Using Cloud Workflows to load Cloud Storage files into BigQuery
In this article, we will orchestrate and automate Google Cloud with serverless workflows.
We will create a Cloud Workflow to load data from Google Storage into BigQuery. This is a complete guide on how to work with workflows, connecting any Google Cloud APIs, working with subworkflows, arrays, extracting segments, and calling BigQuery load jobs.
There are various ways to process Cloud Storage files to BigQuery such as using a Cloud Function, by Eventarc triggers to Cloud Run services, a relatively new syntax is by using BigQuery create external table statement or the good old way via BQ CLI tool.

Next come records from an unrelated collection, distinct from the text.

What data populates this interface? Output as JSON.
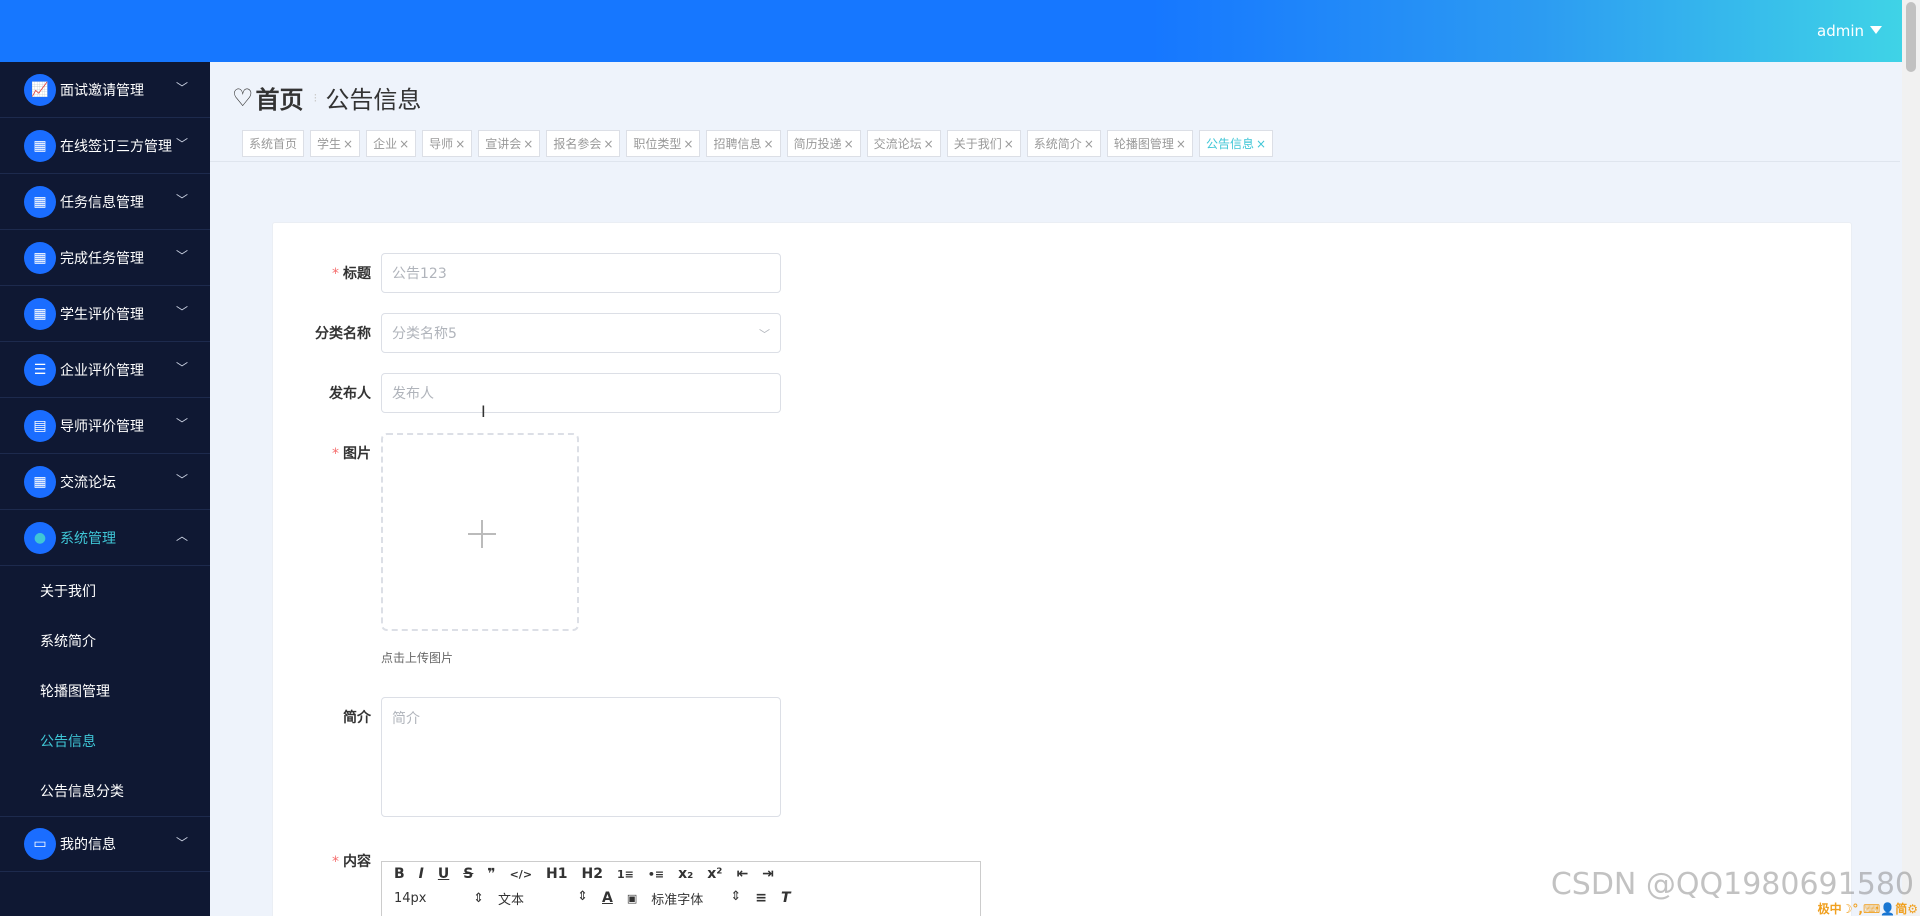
{
  "header": {
    "username": "admin"
  },
  "sidebar": {
    "items": [
      {
        "label": "面试邀请管理",
        "icon": "chart-icon"
      },
      {
        "label": "在线签订三方管理",
        "icon": "grid-icon"
      },
      {
        "label": "任务信息管理",
        "icon": "grid-icon"
      },
      {
        "label": "完成任务管理",
        "icon": "grid-icon"
      },
      {
        "label": "学生评价管理",
        "icon": "grid-icon"
      },
      {
        "label": "企业评价管理",
        "icon": "list-icon"
      },
      {
        "label": "导师评价管理",
        "icon": "clipboard-icon"
      },
      {
        "label": "交流论坛",
        "icon": "grid-icon"
      },
      {
        "label": "系统管理",
        "icon": "bulb-icon"
      }
    ],
    "subitems": [
      "关于我们",
      "系统简介",
      "轮播图管理",
      "公告信息",
      "公告信息分类"
    ],
    "last_item": {
      "label": "我的信息",
      "icon": "card-icon"
    }
  },
  "breadcrumb": {
    "home": "首页",
    "current": "公告信息"
  },
  "tabs": [
    "系统首页",
    "学生",
    "企业",
    "导师",
    "宣讲会",
    "报名参会",
    "职位类型",
    "招聘信息",
    "简历投递",
    "交流论坛",
    "关于我们",
    "系统简介",
    "轮播图管理",
    "公告信息"
  ],
  "form": {
    "title_label": "标题",
    "title_value": "公告123",
    "category_label": "分类名称",
    "category_value": "分类名称5",
    "publisher_label": "发布人",
    "publisher_placeholder": "发布人",
    "image_label": "图片",
    "upload_hint": "点击上传图片",
    "intro_label": "简介",
    "intro_placeholder": "简介",
    "content_label": "内容"
  },
  "editor": {
    "toolbar1": [
      "B",
      "I",
      "U",
      "S",
      "❞",
      "</>",
      "H1",
      "H2",
      "1≡",
      "•≡",
      "x₂",
      "x²",
      "⇤",
      "⇥"
    ],
    "font_size": "14px",
    "text_style": "文本",
    "font_family": "标准字体"
  },
  "watermark": "CSDN @QQ1980691580",
  "tray_text": "极中☽°,⌨👤简⚙",
  "colors": {
    "header_blue": "#1677ff",
    "sidebar_bg": "#0f1833",
    "accent_cyan": "#3fc6d6",
    "required_red": "#f56c6c"
  }
}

These require you to maintain a function, a container, a library, or SDK up to date, which means they need maintenance.
We are going to use Cloud Workflows to connect Cloud Storage API with BigQuery Jobs API for loading files into tables. Using the techniques that we’ll cover for this part, you will have a foundation to build any kind of serverless automation in Cloud Workflows, in YAML syntax, without maintenance.
Note: To get started with Cloud Workflows, check out my introductory presentation about: Serverless orchestration with Cloud Workflows.
What is Cloud Workflows?
In a nutshell, Workflows allows you to connect services together, anything that has a public API.
- Workflow orchestration (step engine as a service)
- Integrate any Google Cloud API, SaaS API, or private APIs
- Out of the box authentication support for Google Cloud products
- Fully managed service — requires no infrastructure or capacity planning
- Serverless with Pay-per-use pricing model
- Declarative workflow language using YAML syntax
- Developer friendly built-in error handling with retries